I left the shop. Jesus, that was close. Another mid-life crisis narrowly averted.

`His plays are elliptical," says Michael Billington of Harold Pinter, whose biography he has written. "They require his audience to use their imagination." So do his obiter dicta. A recent profile of the Great Pauser quotes the observation: "Any writer who pops his head over the trenches and dares to speak in this country is placed outside the pale." Now there's a whole smorgasbord of mixed metaphors and allusions - battlements, parapets, trenches, Oscar Wilde, Cromwell, western Ireland, colonial rule, Jewish ghettos.... a miniature history of conflict and injustice in 21 words.

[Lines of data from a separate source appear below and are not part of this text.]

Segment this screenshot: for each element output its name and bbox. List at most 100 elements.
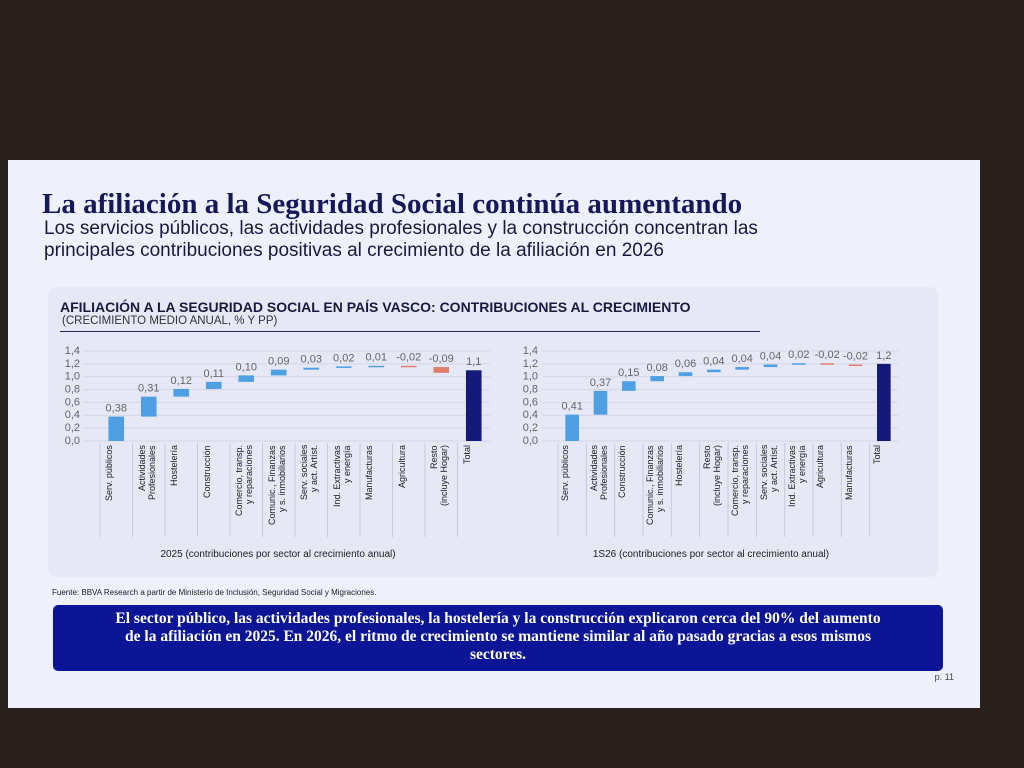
x-tick-label: Hostelería xyxy=(673,445,684,487)
y-tick-label: 0,4 xyxy=(523,409,538,421)
x-tick-label: Serv. públicos xyxy=(560,445,571,501)
value-label: -0,02 xyxy=(843,350,868,362)
value-label: 0,41 xyxy=(561,401,582,413)
value-label: 0,11 xyxy=(203,368,224,380)
x-tick-label: Hostelería xyxy=(169,445,180,487)
bar xyxy=(335,366,352,368)
bar xyxy=(622,381,636,391)
bar xyxy=(465,370,482,441)
bar xyxy=(565,414,579,441)
slide: La afiliación a la Seguridad Social cont… xyxy=(8,160,980,708)
bar xyxy=(400,365,417,368)
value-label: 0,08 xyxy=(646,362,667,374)
bar xyxy=(593,390,608,415)
x-tick-label: Manufacturas xyxy=(843,445,854,500)
y-tick-label: 0,8 xyxy=(65,383,80,395)
bar xyxy=(735,367,749,370)
source-note: Fuente: BBVA Research a partir de Minist… xyxy=(52,588,377,597)
x-tick-label: Ind. Extractivas y energía xyxy=(331,445,352,507)
bar xyxy=(848,364,863,366)
y-tick-label: 0,2 xyxy=(65,422,80,434)
bar xyxy=(238,375,255,382)
y-tick-label: 0,4 xyxy=(65,409,80,421)
value-label: 0,02 xyxy=(788,349,809,361)
value-label: 0,04 xyxy=(703,356,724,368)
x-tick-label: Serv. sociales y act. Artíst. xyxy=(299,445,320,501)
bar xyxy=(707,369,721,373)
y-tick-label: 1,0 xyxy=(65,371,80,383)
y-tick-label: 1,2 xyxy=(523,358,538,370)
x-axis-title: 1S26 (contribuciones por sector al creci… xyxy=(592,549,830,560)
bar xyxy=(368,365,385,368)
value-label: 0,02 xyxy=(333,352,354,364)
divider xyxy=(60,331,760,332)
plot: 0,00,20,40,60,81,01,21,4 0,38 0,31 0,12 0,11… xyxy=(65,345,490,537)
y-tick-label: 1,4 xyxy=(65,345,80,357)
value-label: 0,12 xyxy=(171,375,192,387)
value-label: 0,03 xyxy=(301,354,322,366)
x-tick-label: Construcción xyxy=(201,445,212,498)
bar xyxy=(650,376,664,382)
y-tick-label: 1,4 xyxy=(523,345,538,357)
value-label: 0,04 xyxy=(731,353,752,365)
slide-subtitle: Los servicios públicos, las actividades … xyxy=(44,218,758,261)
x-tick-label: Comunic., Finanzas y s. inmobiliarios xyxy=(645,445,666,525)
bar xyxy=(763,364,778,368)
panel-title: AFILIACIÓN A LA SEGURIDAD SOCIAL EN PAÍS… xyxy=(60,299,691,315)
y-tick-label: 1,0 xyxy=(523,371,538,383)
x-tick-label: Resto (incluye Hogar) xyxy=(701,445,722,507)
x-tick-label: Serv. sociales y act. Artíst. xyxy=(758,445,779,501)
chart-panel: AFILIACIÓN A LA SEGURIDAD SOCIAL EN PAÍS… xyxy=(48,287,938,577)
x-axis-title: 2025 (contribuciones por sector al creci… xyxy=(160,549,396,560)
x-tick-label: Ind. Extractivas y energía xyxy=(786,445,807,507)
bar xyxy=(820,363,834,365)
y-tick-label: 0,6 xyxy=(523,396,538,408)
chart: 0,0 0,2 0,4 0,6 0,8 1,0 1,2 1,4 0,41 0,37 0,15 0,08… xyxy=(516,337,906,572)
y-tick-label: 0,6 xyxy=(65,396,80,408)
x-tick-label: Resto (incluye Hogar) xyxy=(429,445,450,507)
x-tick-label: Actividades Profesionales xyxy=(588,445,609,500)
bar xyxy=(433,367,450,373)
x-tick-label: Total xyxy=(871,445,882,465)
bar xyxy=(173,388,190,397)
x-tick-label: Comercio, transp. y reparaciones xyxy=(234,445,255,517)
x-tick-label: Agricultura xyxy=(815,445,826,489)
value-label: -0,09 xyxy=(429,353,454,365)
bar xyxy=(205,381,222,389)
value-label: 0,10 xyxy=(236,361,257,373)
value-label: 1,2 xyxy=(876,350,891,362)
page-number: p. 11 xyxy=(934,672,954,682)
x-tick-label: Serv. públicos xyxy=(104,445,115,501)
value-label: 0,15 xyxy=(618,367,639,379)
y-tick-label: 0,2 xyxy=(523,422,538,434)
y-tick-label: 1,2 xyxy=(65,358,80,370)
bar xyxy=(877,363,891,441)
bar xyxy=(303,367,320,370)
value-label: 0,38 xyxy=(106,402,127,414)
x-tick-label: Total xyxy=(461,445,472,465)
bar xyxy=(108,416,125,441)
value-label: 0,31 xyxy=(138,383,159,395)
x-tick-label: Actividades Profesionales xyxy=(136,445,157,500)
plot: 0,00,20,40,60,81,01,21,40,410,370,15 0,08… xyxy=(523,345,898,537)
chart: 0,0 0,2 0,4 0,6 0,8 1,0 1,2 1,4 0,38 0,31 0,12 0,11… xyxy=(58,337,498,572)
y-tick-label: 0,0 xyxy=(523,435,538,447)
callout: El sector público, las actividades profe… xyxy=(53,605,943,671)
x-tick-label: Comunic., Finanzas y s. inmobiliarios xyxy=(266,445,287,525)
x-tick-label: Comercio, transp. y reparaciones xyxy=(730,445,751,517)
value-label: 0,37 xyxy=(590,377,611,389)
x-tick-label: Manufacturas xyxy=(364,445,375,500)
value-label: 0,06 xyxy=(675,358,696,370)
value-label: 0,04 xyxy=(760,350,781,362)
value-label: 0,09 xyxy=(268,356,289,368)
x-tick-label: Agricultura xyxy=(396,445,407,489)
bar xyxy=(270,369,287,376)
slide-title: La afiliación a la Seguridad Social cont… xyxy=(42,188,743,220)
value-label: 0,01 xyxy=(366,352,387,364)
bar xyxy=(792,363,806,365)
panel-subtitle: (CRECIMIENTO MEDIO ANUAL, % Y PP) xyxy=(62,315,278,327)
value-label: -0,02 xyxy=(396,352,421,364)
y-tick-label: 0,0 xyxy=(65,435,80,447)
value-label: 1,1 xyxy=(466,356,481,368)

The neighbours are up in arms in my Dulwich backyard, where Railtrack, owner of the railway at the end of our garden, has started chopping down trees. Fearing an autumn of crap excuses about "leaves on the track" it has decided to total any arboreal flora up to 10 metres from the line. Dulwich Estates, normally the most intrusive throng of local bureaucrats outside a Swiss canton, say they're not bothered. But the prospect of having to look out on a denuded embankment, hear the clash of the Paris- bound Eurostar without a softening baffle of trees, and witness the destruction of beech, ash and sycamore is too much for sensitive types like us. So we're lobbying Tessa Jowell, the local MP, and trying to get the Railtrack villains to talk to us before they send in the chainsaws. The whole thing is pure Chekhov, but the spirit of Les Miserables hovers weirdly overhead. To the barricades!